Cash-strapped Agile Property gains some credit breathing space
Mainland developer's bankers agree to extend loan facilities for 12 months on condition that a proposed rights issue is completed
Embattled mainland developer Agile Property has gained some breathing space over its bank loans by agreeing to go ahead with a delayed rights issue, easing immediate concerns about its fate following the detention of chairman Chen Zhuolin.
The Guangdong-based developer, controlled by the Chen family, said in a stock exchange filing on Sunday that lenders including HSBC and Standard Chartered had agreed to extend, for 12 months, up to US$265 million of a US$475 million loan facility maturing in December, on condition that a proposed US$210 million (HK$1.6 billion) rights issue was completed and the net proceeds used to repay the loans.
"It solves the company's most urgent refinancing need and will ease its immediate liquidity risk," said Fu Bei, a senior property analyst at global ratings agency Standard and Poor's.
The agency downgraded Agile's long-term corporate credit rating to BB-minus from BB with a negative outlook earlier this month after Chen was put under house arrest at the end of last month and the company had to scale down a HK$2.8 billion rights issue.
The firm has appointed Chen's wife, Fion Luk Sin-fong, and youngest brother, Chan Cheuk-yin, as acting co-chairmen and co-presidents and sped up asset disposals and property sales.
Agile said lenders including Hang Seng Bank, HSBC, BNP Paribas, Standard Chartered and China Construction Bank had also agreed to amend certain clauses in a 36-month HK$2.6 billion loan facility, announced in June this year with a green shoe option of HK$3 billion, so that it would no longer be a default event if either Luk or Chan - or both - replaced Chen as chairman or co-chairmen, within 15 business days of him ceasing to act as company chairman.
Late last night in stock exchange filings, Agile announced it would go ahead with the HK$1.6 billion rights issue. It will be underwritten by Top Coast Investment, the trustees of the Chen family's trust.
"With the full support from the banks, the group will push forward its core business development to generate attractive returns to shareholders and to provide customers with products of the best quality," Luk said.
Agile has been caught up in President Xi Jinping's widening crackdown on corruption. The firm has been unable to contact Huang Fengchao, an executive director in charge of projects in Yunnan and Hainan provinces. It has denied reports that it assisted in money laundering and that the mainland's former security tsar Zhou Yongkang had a close relationship with Chan.

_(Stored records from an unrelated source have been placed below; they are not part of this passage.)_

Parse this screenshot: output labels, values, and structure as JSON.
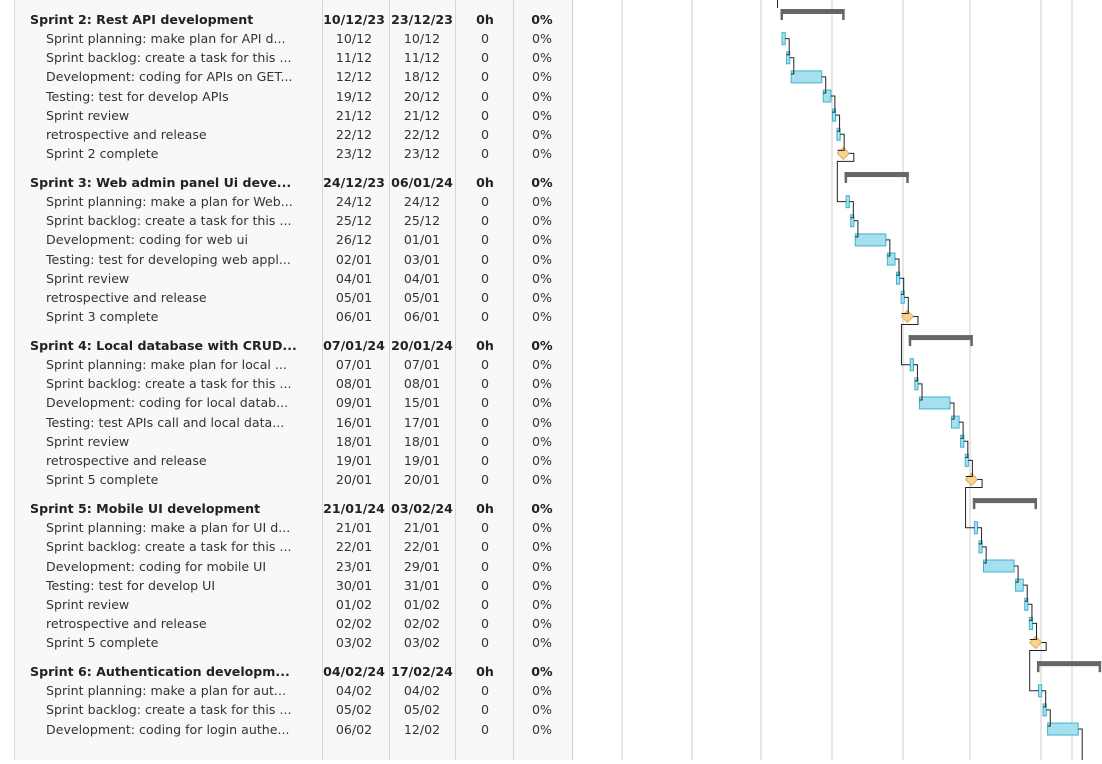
{
  "groups": [
    {
      "name": "Sprint 2: Rest API development",
      "start": "10/12/23",
      "end": "23/12/23",
      "hours": "0h",
      "pct": "0%",
      "tasks": [
        {
          "name": "Sprint planning: make plan for API d...",
          "start": "10/12",
          "end": "10/12",
          "hours": "0",
          "pct": "0%",
          "type": "task"
        },
        {
          "name": "Sprint backlog: create a task for this ...",
          "start": "11/12",
          "end": "11/12",
          "hours": "0",
          "pct": "0%",
          "type": "task"
        },
        {
          "name": "Development: coding for APIs on GET...",
          "start": "12/12",
          "end": "18/12",
          "hours": "0",
          "pct": "0%",
          "type": "task"
        },
        {
          "name": "Testing: test for develop APIs",
          "start": "19/12",
          "end": "20/12",
          "hours": "0",
          "pct": "0%",
          "type": "task"
        },
        {
          "name": "Sprint review",
          "start": "21/12",
          "end": "21/12",
          "hours": "0",
          "pct": "0%",
          "type": "task"
        },
        {
          "name": "retrospective and release",
          "start": "22/12",
          "end": "22/12",
          "hours": "0",
          "pct": "0%",
          "type": "task"
        },
        {
          "name": "Sprint 2 complete",
          "start": "23/12",
          "end": "23/12",
          "hours": "0",
          "pct": "0%",
          "type": "milestone"
        }
      ]
    },
    {
      "name": "Sprint 3: Web admin panel Ui deve...",
      "start": "24/12/23",
      "end": "06/01/24",
      "hours": "0h",
      "pct": "0%",
      "tasks": [
        {
          "name": "Sprint planning: make a plan for Web...",
          "start": "24/12",
          "end": "24/12",
          "hours": "0",
          "pct": "0%",
          "type": "task"
        },
        {
          "name": "Sprint backlog: create a task for this ...",
          "start": "25/12",
          "end": "25/12",
          "hours": "0",
          "pct": "0%",
          "type": "task"
        },
        {
          "name": "Development: coding for web ui",
          "start": "26/12",
          "end": "01/01",
          "hours": "0",
          "pct": "0%",
          "type": "task"
        },
        {
          "name": "Testing: test for developing web appl...",
          "start": "02/01",
          "end": "03/01",
          "hours": "0",
          "pct": "0%",
          "type": "task"
        },
        {
          "name": "Sprint review",
          "start": "04/01",
          "end": "04/01",
          "hours": "0",
          "pct": "0%",
          "type": "task"
        },
        {
          "name": "retrospective and release",
          "start": "05/01",
          "end": "05/01",
          "hours": "0",
          "pct": "0%",
          "type": "task"
        },
        {
          "name": "Sprint 3 complete",
          "start": "06/01",
          "end": "06/01",
          "hours": "0",
          "pct": "0%",
          "type": "milestone"
        }
      ]
    },
    {
      "name": "Sprint 4: Local database with CRUD...",
      "start": "07/01/24",
      "end": "20/01/24",
      "hours": "0h",
      "pct": "0%",
      "tasks": [
        {
          "name": "Sprint planning: make plan for local ...",
          "start": "07/01",
          "end": "07/01",
          "hours": "0",
          "pct": "0%",
          "type": "task"
        },
        {
          "name": "Sprint backlog: create a task for this ...",
          "start": "08/01",
          "end": "08/01",
          "hours": "0",
          "pct": "0%",
          "type": "task"
        },
        {
          "name": "Development: coding for local datab...",
          "start": "09/01",
          "end": "15/01",
          "hours": "0",
          "pct": "0%",
          "type": "task"
        },
        {
          "name": "Testing: test APIs call and local data...",
          "start": "16/01",
          "end": "17/01",
          "hours": "0",
          "pct": "0%",
          "type": "task"
        },
        {
          "name": "Sprint review",
          "start": "18/01",
          "end": "18/01",
          "hours": "0",
          "pct": "0%",
          "type": "task"
        },
        {
          "name": "retrospective and release",
          "start": "19/01",
          "end": "19/01",
          "hours": "0",
          "pct": "0%",
          "type": "task"
        },
        {
          "name": "Sprint 5 complete",
          "start": "20/01",
          "end": "20/01",
          "hours": "0",
          "pct": "0%",
          "type": "milestone"
        }
      ]
    },
    {
      "name": "Sprint 5: Mobile UI development",
      "start": "21/01/24",
      "end": "03/02/24",
      "hours": "0h",
      "pct": "0%",
      "tasks": [
        {
          "name": "Sprint planning: make a plan for UI d...",
          "start": "21/01",
          "end": "21/01",
          "hours": "0",
          "pct": "0%",
          "type": "task"
        },
        {
          "name": "Sprint backlog: create a task for this ...",
          "start": "22/01",
          "end": "22/01",
          "hours": "0",
          "pct": "0%",
          "type": "task"
        },
        {
          "name": "Development: coding for mobile UI",
          "start": "23/01",
          "end": "29/01",
          "hours": "0",
          "pct": "0%",
          "type": "task"
        },
        {
          "name": "Testing: test for develop UI",
          "start": "30/01",
          "end": "31/01",
          "hours": "0",
          "pct": "0%",
          "type": "task"
        },
        {
          "name": "Sprint review",
          "start": "01/02",
          "end": "01/02",
          "hours": "0",
          "pct": "0%",
          "type": "task"
        },
        {
          "name": "retrospective and release",
          "start": "02/02",
          "end": "02/02",
          "hours": "0",
          "pct": "0%",
          "type": "task"
        },
        {
          "name": "Sprint 5 complete",
          "start": "03/02",
          "end": "03/02",
          "hours": "0",
          "pct": "0%",
          "type": "milestone"
        }
      ]
    },
    {
      "name": "Sprint 6: Authentication developm...",
      "start": "04/02/24",
      "end": "17/02/24",
      "hours": "0h",
      "pct": "0%",
      "tasks": [
        {
          "name": "Sprint planning: make a plan for aut...",
          "start": "04/02",
          "end": "04/02",
          "hours": "0",
          "pct": "0%",
          "type": "task"
        },
        {
          "name": "Sprint backlog: create a task for this ...",
          "start": "05/02",
          "end": "05/02",
          "hours": "0",
          "pct": "0%",
          "type": "task"
        },
        {
          "name": "Development: coding for login authe...",
          "start": "06/02",
          "end": "12/02",
          "hours": "0",
          "pct": "0%",
          "type": "task"
        }
      ]
    }
  ],
  "colors": {
    "summary_bar": "#666666",
    "task_fill": "#a6e0ee",
    "task_border": "#3eb3ce",
    "milestone_fill": "#f8d493",
    "milestone_border": "#e1ab52",
    "link": "#222222",
    "gridline": "#cccccc"
  }
}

Agile's shares closed up 2 per cent at HK$4.17 yesterday, while China Vanke shares lost 3 per cent to HK$13.98 after the mainland's biggest developer by sales reported slower growth in net profits in the third quarter than in the first half.
Agile said it would soon launch new projects in cities including Shanghai, Guangzhou, Xian, in Shaanxi province, and Wuxi, Nantong and Zhenjiang in Jiangsu province.
The developer's contracted sales rose 12 per cent to 28.6 billion yuan (HK$36.2 billion) in the first nine months of the year, with the average selling price down 20 per cent during the period.
Edison Bian, chief China property analyst at UOB Kay Hian, said: "Agile's new co-chairs have shown great capabilities in taking the large developer through the most difficult time."